Methods: Male C57BL/6 mice were challenged with lipopolysaccharide (7 μg/g, intraperitoneally) and followed for 12 days. The authors assessed survival, cardiac function by echocardiography, sarcomere shortening, and calcium transients (with fura-2-acetoxymethyl ester) in electrically paced cardiomyocytes (5 Hz, 37°C) and myocardial protein expression by immunoblotting.

Results: Left ventricular ejection fraction, cardiomyocyte sarcomere shortening, and calcium transients were depressed 12 h after lipopolysaccharide challenge, started to recover by 24 h (day 1), and were back to baseline at day 3. The recovery of calcium transients at day 3 was associated with the up-regulation of the sarcoplasmic reticulum calcium pump to 139 ± 19% (mean ± SD) of baseline and phospholamban down-regulation to 35 ± 20% of baseline. At day 6, calcium transients were increased to 123 ± 31% of baseline, associated with increased sarcoplasmic reticulum calcium load (to 126 ± 32% of baseline, as measured with caffeine) and inhibition of sodium/calcium exchange (to 48 ± 12% of baseline).

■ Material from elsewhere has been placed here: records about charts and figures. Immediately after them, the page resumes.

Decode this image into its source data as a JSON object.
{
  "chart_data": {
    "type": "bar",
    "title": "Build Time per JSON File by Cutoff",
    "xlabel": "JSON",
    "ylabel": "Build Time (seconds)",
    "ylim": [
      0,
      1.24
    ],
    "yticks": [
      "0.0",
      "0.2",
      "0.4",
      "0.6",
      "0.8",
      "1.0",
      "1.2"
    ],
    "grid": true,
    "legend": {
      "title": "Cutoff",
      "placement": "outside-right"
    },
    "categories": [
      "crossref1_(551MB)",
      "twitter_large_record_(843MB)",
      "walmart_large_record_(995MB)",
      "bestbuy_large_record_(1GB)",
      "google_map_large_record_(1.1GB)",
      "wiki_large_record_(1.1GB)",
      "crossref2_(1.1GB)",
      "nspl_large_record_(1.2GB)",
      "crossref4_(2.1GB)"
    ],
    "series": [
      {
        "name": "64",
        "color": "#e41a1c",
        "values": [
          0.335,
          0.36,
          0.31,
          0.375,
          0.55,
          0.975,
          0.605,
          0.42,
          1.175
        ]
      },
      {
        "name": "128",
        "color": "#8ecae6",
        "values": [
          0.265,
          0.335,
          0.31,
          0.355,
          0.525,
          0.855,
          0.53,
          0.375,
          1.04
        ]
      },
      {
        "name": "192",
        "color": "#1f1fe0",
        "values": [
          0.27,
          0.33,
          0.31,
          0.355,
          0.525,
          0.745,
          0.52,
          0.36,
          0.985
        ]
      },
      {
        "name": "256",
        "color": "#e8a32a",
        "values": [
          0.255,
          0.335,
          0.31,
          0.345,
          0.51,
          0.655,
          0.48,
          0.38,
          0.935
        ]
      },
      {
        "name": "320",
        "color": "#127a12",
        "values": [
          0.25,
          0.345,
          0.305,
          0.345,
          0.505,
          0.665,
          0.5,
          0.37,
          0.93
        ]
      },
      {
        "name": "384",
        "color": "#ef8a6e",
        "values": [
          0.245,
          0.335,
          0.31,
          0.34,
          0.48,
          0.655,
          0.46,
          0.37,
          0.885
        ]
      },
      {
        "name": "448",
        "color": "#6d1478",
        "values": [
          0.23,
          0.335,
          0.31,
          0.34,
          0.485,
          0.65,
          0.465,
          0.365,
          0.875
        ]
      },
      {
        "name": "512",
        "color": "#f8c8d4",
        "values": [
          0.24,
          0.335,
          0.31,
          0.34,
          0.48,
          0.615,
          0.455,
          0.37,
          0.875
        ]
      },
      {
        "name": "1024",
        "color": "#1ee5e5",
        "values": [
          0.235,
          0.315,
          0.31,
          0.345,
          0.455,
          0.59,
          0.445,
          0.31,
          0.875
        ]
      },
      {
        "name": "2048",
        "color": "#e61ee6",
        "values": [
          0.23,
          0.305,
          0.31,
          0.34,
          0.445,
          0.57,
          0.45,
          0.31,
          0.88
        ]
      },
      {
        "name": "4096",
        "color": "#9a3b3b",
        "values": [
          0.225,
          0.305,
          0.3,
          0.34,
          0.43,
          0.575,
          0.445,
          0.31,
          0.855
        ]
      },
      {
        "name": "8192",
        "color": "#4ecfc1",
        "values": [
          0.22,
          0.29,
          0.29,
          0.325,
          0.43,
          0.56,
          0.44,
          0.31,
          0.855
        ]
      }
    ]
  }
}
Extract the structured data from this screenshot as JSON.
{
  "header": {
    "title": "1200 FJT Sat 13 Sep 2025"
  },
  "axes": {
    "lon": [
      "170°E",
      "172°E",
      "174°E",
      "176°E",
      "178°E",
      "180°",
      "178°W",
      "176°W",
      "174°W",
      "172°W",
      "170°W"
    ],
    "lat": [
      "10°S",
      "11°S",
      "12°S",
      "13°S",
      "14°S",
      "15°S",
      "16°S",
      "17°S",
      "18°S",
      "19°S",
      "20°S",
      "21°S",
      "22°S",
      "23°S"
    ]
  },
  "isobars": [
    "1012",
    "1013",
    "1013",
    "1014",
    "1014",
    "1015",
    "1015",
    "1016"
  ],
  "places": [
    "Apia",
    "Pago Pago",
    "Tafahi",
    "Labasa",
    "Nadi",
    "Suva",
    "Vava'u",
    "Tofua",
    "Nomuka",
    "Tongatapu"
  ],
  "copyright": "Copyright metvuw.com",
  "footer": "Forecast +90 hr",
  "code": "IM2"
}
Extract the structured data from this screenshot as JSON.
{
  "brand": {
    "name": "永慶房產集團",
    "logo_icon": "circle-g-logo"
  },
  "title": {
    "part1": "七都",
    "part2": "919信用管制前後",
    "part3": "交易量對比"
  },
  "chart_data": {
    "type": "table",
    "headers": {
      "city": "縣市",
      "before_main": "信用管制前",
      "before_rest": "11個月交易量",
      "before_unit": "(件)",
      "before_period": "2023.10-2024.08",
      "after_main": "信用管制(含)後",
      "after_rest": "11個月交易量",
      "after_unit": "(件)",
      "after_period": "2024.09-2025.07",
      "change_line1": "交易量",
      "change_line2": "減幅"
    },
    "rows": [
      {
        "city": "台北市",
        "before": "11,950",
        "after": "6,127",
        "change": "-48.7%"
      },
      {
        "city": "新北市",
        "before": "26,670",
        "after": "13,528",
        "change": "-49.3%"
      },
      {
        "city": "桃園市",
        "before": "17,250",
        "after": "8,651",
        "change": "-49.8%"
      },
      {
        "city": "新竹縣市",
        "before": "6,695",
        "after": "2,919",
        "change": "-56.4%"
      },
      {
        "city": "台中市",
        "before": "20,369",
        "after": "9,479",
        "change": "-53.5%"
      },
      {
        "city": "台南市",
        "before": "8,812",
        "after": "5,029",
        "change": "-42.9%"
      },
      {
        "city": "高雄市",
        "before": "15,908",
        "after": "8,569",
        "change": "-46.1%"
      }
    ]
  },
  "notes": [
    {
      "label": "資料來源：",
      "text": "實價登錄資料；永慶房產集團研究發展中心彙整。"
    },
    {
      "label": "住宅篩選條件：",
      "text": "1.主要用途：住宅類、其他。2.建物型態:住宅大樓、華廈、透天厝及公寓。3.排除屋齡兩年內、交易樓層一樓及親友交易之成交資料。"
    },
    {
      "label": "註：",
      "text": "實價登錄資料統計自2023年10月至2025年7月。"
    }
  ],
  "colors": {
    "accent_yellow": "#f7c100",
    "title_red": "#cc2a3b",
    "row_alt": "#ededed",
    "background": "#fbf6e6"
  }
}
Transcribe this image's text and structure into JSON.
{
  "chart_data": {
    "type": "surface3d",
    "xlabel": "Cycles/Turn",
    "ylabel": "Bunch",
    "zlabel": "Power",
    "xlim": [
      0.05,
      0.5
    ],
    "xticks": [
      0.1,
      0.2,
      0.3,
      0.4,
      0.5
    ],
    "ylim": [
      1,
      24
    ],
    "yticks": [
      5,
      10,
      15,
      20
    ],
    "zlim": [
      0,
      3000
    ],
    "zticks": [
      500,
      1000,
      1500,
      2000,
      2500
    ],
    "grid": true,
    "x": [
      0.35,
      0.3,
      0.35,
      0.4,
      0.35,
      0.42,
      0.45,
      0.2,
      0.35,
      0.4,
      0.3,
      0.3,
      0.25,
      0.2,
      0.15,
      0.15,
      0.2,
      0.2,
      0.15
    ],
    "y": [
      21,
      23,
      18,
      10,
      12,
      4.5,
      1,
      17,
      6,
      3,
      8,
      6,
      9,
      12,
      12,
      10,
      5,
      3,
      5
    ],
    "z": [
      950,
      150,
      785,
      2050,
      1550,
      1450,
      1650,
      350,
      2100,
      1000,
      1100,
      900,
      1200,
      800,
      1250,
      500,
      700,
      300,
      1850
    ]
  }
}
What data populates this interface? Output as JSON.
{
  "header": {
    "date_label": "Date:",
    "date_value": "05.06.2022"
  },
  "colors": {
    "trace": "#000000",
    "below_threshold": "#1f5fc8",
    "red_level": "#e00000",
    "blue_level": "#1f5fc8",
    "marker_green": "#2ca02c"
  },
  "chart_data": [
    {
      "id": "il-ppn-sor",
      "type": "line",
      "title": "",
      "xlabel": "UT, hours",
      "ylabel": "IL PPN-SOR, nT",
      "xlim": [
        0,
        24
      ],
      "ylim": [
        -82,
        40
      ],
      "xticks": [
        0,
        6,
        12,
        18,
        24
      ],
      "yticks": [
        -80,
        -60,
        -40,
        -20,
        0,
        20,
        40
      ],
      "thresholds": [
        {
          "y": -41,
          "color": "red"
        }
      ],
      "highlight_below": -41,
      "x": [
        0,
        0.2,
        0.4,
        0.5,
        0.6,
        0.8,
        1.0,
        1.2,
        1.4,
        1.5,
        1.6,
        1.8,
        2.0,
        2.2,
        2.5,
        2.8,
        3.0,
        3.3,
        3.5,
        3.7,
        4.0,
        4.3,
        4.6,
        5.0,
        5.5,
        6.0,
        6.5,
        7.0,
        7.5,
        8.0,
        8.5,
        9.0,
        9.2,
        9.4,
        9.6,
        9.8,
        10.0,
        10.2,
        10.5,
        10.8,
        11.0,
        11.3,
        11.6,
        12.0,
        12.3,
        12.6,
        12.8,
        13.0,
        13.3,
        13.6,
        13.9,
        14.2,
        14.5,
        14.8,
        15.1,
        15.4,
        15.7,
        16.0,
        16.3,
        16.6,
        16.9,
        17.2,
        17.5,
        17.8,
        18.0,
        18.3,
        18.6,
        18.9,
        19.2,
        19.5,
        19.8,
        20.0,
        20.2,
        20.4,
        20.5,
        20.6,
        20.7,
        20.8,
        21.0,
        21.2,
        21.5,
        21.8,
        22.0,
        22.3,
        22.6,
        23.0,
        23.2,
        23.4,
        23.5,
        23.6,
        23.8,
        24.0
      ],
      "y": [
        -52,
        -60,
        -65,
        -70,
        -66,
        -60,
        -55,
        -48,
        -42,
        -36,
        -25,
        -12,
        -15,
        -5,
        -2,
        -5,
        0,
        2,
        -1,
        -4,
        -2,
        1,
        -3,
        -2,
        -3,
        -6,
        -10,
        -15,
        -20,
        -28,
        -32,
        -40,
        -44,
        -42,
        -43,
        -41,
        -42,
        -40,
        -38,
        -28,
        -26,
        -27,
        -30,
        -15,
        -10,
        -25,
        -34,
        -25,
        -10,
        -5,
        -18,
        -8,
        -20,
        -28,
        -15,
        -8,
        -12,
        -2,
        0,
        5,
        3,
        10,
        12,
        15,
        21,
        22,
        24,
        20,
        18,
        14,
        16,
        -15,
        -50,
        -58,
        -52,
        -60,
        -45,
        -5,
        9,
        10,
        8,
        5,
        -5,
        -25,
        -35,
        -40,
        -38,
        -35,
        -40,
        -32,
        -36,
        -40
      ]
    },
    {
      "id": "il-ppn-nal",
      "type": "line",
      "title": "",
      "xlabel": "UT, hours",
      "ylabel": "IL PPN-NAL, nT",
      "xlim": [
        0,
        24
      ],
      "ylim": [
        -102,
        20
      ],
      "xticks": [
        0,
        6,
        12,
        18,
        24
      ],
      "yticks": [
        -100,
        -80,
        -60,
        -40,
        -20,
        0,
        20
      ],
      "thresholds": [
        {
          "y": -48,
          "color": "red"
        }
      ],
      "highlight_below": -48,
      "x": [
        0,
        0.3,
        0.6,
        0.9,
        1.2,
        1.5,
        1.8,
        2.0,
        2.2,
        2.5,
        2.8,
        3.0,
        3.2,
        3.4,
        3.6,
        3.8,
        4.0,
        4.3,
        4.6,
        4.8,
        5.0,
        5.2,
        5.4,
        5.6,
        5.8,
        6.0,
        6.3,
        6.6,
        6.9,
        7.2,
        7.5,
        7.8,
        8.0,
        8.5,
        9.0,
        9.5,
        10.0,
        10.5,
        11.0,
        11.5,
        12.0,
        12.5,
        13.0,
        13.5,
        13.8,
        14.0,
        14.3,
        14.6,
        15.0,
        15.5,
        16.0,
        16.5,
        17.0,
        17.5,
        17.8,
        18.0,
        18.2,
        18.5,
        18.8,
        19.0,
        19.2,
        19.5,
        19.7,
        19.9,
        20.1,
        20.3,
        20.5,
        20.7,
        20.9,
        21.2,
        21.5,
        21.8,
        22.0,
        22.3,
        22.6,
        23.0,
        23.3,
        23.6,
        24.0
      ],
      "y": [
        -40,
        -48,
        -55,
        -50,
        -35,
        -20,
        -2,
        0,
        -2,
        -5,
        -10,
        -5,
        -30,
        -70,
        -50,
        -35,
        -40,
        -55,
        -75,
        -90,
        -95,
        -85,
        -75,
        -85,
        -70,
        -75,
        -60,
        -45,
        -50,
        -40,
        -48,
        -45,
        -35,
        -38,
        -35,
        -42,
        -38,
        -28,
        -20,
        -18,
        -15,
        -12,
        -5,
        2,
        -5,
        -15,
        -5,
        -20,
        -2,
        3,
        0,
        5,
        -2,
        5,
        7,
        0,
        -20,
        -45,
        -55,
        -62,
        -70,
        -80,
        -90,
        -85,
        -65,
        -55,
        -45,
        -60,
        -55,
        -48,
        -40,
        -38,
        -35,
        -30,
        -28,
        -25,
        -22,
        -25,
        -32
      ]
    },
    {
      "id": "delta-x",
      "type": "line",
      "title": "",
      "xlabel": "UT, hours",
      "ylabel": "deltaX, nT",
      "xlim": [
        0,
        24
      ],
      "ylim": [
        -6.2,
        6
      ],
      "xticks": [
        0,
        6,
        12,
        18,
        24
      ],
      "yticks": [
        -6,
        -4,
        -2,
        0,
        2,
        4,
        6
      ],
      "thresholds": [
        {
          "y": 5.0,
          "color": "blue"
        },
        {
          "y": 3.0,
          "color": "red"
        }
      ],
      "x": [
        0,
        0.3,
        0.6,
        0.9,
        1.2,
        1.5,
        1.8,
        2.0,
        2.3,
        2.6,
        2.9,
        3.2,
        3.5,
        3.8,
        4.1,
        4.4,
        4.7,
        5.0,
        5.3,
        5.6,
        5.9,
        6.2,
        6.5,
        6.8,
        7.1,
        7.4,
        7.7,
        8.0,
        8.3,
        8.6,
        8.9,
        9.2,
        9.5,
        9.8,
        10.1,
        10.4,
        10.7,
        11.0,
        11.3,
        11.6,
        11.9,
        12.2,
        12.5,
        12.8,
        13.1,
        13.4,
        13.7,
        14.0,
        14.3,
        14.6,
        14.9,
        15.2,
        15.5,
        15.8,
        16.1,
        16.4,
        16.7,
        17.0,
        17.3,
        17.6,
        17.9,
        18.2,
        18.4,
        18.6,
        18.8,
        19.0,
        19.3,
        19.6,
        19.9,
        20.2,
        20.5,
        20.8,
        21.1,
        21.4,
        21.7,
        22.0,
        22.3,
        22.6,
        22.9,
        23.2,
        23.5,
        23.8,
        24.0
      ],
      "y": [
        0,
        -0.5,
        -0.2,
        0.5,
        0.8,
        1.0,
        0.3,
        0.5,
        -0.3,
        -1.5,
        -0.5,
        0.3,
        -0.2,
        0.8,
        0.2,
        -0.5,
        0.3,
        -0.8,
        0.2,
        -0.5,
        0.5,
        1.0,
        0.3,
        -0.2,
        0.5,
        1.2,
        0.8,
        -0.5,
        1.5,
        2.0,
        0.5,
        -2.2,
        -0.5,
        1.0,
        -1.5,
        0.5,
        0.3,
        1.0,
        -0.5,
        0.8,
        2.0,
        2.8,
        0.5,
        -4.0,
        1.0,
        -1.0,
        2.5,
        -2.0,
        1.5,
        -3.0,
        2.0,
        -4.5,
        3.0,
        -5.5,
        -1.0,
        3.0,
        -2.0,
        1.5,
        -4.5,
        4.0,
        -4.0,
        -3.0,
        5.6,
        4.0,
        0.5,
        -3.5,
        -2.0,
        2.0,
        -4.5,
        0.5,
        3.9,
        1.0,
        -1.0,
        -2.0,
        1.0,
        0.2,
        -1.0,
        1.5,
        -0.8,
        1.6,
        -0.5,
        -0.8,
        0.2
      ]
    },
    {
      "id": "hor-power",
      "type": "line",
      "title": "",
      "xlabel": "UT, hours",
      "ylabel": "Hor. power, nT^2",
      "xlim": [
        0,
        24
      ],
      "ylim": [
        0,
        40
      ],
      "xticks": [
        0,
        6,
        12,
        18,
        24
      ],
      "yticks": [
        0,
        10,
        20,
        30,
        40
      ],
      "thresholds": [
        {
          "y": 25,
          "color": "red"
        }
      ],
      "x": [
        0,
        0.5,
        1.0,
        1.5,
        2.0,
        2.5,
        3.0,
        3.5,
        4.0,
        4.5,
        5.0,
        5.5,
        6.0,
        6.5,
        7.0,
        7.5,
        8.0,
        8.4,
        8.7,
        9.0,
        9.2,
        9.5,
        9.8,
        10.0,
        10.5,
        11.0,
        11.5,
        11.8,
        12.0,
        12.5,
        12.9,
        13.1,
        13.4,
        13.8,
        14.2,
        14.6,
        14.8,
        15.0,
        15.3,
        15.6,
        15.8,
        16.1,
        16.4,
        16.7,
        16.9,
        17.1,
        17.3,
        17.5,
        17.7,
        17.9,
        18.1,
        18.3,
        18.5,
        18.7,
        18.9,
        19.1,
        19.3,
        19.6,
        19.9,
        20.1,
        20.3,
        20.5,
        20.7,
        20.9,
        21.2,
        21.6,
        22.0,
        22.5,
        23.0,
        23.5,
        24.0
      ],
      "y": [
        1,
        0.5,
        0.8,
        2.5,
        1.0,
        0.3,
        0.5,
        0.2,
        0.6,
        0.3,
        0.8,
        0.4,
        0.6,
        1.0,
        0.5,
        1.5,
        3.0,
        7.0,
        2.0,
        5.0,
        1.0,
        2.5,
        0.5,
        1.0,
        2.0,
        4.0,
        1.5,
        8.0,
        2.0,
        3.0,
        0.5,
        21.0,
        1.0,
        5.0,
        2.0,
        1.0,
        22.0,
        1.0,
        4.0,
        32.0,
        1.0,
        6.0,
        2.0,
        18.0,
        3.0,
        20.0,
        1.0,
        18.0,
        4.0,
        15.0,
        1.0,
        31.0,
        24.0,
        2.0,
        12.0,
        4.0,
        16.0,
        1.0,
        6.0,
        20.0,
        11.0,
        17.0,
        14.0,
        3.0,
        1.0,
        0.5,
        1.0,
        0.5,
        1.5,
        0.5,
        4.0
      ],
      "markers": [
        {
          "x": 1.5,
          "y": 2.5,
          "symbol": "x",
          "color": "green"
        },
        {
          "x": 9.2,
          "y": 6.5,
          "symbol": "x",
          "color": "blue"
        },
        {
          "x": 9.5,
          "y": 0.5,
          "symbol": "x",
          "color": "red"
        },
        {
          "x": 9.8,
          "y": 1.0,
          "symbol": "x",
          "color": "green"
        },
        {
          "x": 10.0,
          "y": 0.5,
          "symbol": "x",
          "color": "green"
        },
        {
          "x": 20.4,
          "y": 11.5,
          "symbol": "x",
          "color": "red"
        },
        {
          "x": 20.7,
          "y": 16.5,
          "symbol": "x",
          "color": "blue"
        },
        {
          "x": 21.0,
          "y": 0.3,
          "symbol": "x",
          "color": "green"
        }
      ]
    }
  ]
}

Conclusions: In mice surviving lipopolysaccharide challenge, the natural recovery of cardiac contractility was associated with the up-regulation of cardiomyocyte calcium handling above baseline levels, indicating the presence of an active myocardial recovery process, which included sarcoplasmic reticulum calcium pump activation, the down-regulation of phospholamban, and sodium/calcium exchange inhibition.